Critics might argue that Russia has successfully rerouted oil through a shadow fleet, but Perun counters that the price pressure is inescapable. "The average price level for Ural's crude oil is $39.18 a barrel," the author cites from Russian tax data, a figure that has plummeted from the earlier $60 cap. This drop is compounded by currency fluctuations; as the ruble strengthened, the real value of oil revenue in domestic terms collapsed. Perun explains that "the value of that oil fell by more than 50% over the course of the year" when measured in rubles, even as production costs remained static. This creates a fiscal hole that no amount of deficit spending can easily fill.
A Two-Speed Economy
The most distinctive insight in the commentary is the concept of a "two-speed economy." Perun argues that we are not looking at a single, cohesive national economy, but rather "a bunch of wartime specific industries and economic activity that are holding the overall stats up" while the rest of the country stagnates.
This duality is visible in manufacturing. While military output ramps up, civilian sectors are being cannibalized. Perun writes, "Russian manufacturing activity actually fell in the latter part of 2025, for example, which is usually not the kind of thing you see from an industrial nation in the midst of a war." The author illustrates this with the automotive sector, where a major manufacturer cut production from 500,000 to 300,000 vehicles, even as the government imposed tariffs on Chinese imports to protect local industry.
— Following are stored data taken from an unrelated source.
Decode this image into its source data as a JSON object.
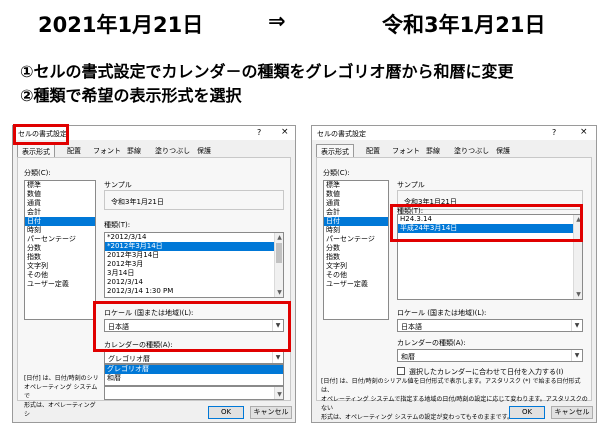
{
  "headline": {
    "from_date": "2021年1月21日",
    "arrow": "⇒",
    "to_date": "令和3年1月21日"
  },
  "steps": [
    "①セルの書式設定でカレンダ－の種類をグレゴリオ暦から和暦に変更",
    "②種類で希望の表示形式を選択"
  ],
  "highlight_color": "#e00000",
  "left_dialog": {
    "title": "セルの書式設定",
    "help": "?",
    "close": "×",
    "tabs": [
      "表示形式",
      "配置",
      "フォント",
      "罫線",
      "塗りつぶし",
      "保護"
    ],
    "category_label": "分類(C):",
    "categories": [
      "標準",
      "数値",
      "通貨",
      "会計",
      "日付",
      "時刻",
      "パーセンテージ",
      "分数",
      "指数",
      "文字列",
      "その他",
      "ユーザー定義"
    ],
    "selected_category": "日付",
    "sample_label": "サンプル",
    "sample_value": "令和3年1月21日",
    "type_label": "種類(T):",
    "types": [
      "*2012/3/14",
      "*2012年3月14日",
      "2012年3月14日",
      "2012年3月",
      "3月14日",
      "2012/3/14",
      "2012/3/14 1:30 PM"
    ],
    "selected_type": "*2012年3月14日",
    "locale_label": "ロケール (国または地域)(L):",
    "locale_value": "日本語",
    "calendar_label": "カレンダーの種類(A):",
    "calendar_value": "グレゴリオ暦",
    "calendar_options": [
      "グレゴリオ暦",
      "和暦"
    ],
    "calendar_option_selected": "グレゴリオ暦",
    "description": [
      "[日付] は、日付/時刻のシリ",
      "オペレーティング システムで",
      "形式は、オペレーティング シ"
    ],
    "ok_label": "OK",
    "cancel_label": "キャンセル"
  },
  "right_dialog": {
    "title": "セルの書式設定",
    "help": "?",
    "close": "×",
    "tabs": [
      "表示形式",
      "配置",
      "フォント",
      "罫線",
      "塗りつぶし",
      "保護"
    ],
    "category_label": "分類(C):",
    "categories": [
      "標準",
      "数値",
      "通貨",
      "会計",
      "日付",
      "時刻",
      "パーセンテージ",
      "分数",
      "指数",
      "文字列",
      "その他",
      "ユーザー定義"
    ],
    "selected_category": "日付",
    "sample_label": "サンプル",
    "sample_value": "令和3年1月21日",
    "type_label": "種類(T):",
    "types": [
      "H24.3.14",
      "平成24年3月14日"
    ],
    "selected_type": "平成24年3月14日",
    "locale_label": "ロケール (国または地域)(L):",
    "locale_value": "日本語",
    "calendar_label": "カレンダーの種類(A):",
    "calendar_value": "和暦",
    "checkbox_label": "選択したカレンダーに合わせて日付を入力する(I)",
    "description": [
      "[日付] は、日付/時刻のシリアル値を日付形式で表示します。アスタリスク (*) で始まる日付形式は、",
      "オペレーティング システムで指定する地域の日付/時刻の設定に応じて変わります。アスタリスクのない",
      "形式は、オペレーティング システムの設定が変わってもそのままです。"
    ],
    "ok_label": "OK",
    "cancel_label": "キャンセル"
  }
}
The aviation sector offers an even starker example of malinvestment. Perun notes that while the military received new Sukhoi jets, civilian aircraft production was a disaster: "industry was meant to produce about 127 new civilian aircraft... but ultimately they only managed to produce 12 Sukhoi superjets." Instead of modernizing, the industry is resorting to "providing Russian airlines with a number of mothballed Soviet and Russian-made aircraft." This is a temporary fix that Perun rightly identifies as economically painful in the long term, noting that "it's hard to imagine them remaining cost effective in service if those Airbuses and Boeings ever make it back into the Russian market."
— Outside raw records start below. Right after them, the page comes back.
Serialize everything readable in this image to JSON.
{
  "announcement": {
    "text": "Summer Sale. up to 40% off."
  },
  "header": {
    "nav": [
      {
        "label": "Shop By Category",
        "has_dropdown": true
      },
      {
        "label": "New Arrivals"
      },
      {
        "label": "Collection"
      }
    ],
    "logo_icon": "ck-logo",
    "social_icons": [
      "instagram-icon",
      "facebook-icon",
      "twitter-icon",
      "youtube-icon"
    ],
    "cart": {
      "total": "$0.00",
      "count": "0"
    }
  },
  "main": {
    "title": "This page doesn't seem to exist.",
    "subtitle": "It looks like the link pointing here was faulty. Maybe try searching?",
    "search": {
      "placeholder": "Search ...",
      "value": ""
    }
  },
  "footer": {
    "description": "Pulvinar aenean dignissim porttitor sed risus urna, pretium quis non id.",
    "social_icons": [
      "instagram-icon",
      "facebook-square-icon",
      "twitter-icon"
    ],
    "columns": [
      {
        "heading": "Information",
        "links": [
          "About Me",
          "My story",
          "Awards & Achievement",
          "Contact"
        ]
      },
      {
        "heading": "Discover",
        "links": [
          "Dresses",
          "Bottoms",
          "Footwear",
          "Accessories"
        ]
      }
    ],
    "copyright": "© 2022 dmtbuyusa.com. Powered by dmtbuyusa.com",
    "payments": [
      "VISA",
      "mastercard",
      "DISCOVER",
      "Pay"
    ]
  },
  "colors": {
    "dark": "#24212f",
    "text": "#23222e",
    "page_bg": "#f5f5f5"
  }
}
Resources have been dedicated for example to providing Russian airlines with a number of mothballed Soviet and Russian-made aircraft. Those aircraft probably wouldn't have a chance in the market if Boeings and Airbuses were still freely available.
The Risk of Exhaustion
The commentary concludes by assessing the risks for 2026. Perun suggests that while the economy isn't collapsing overnight, the margin for error is vanishing. The author writes, "the Russian state just brought in less revenue from oil and gas," and with the 2026 budget predicting a 24% drop in that revenue, the government is walking a tightrope.
The central bank's high interest rates, hovering around 16%, are finally bringing inflation down to 6%, but Perun warns this is a double-edged sword. "Those high interest rates... are having the intended effect," but they also choke off civilian investment. The author posits that the real danger is not a sudden military defeat, but a gradual erosion of the home front's ability to sustain the conflict. As Perun puts it, the situation has deteriorated, but it is "still a long way" from a total breakdown, leaving the war in a precarious state of endurance where both sides are digging in for another year.
Bottom Line
Perun's strongest contribution is the shift from analyzing battlefield momentum to dissecting the fragile economic scaffolding holding up the Russian war machine. The argument's greatest vulnerability is the inherent opacity of Russian data, which forces reliance on official figures that may be optimistic, yet the internal contradictions—such as rising inflation despite high rates and falling civilian output—suggest the underlying trend is real. Readers should watch the 2026 budget execution and the cadence of Ukrainian drone attacks on refineries, as these will be the first indicators of whether the "two-speed economy" can sustain the grind much longer.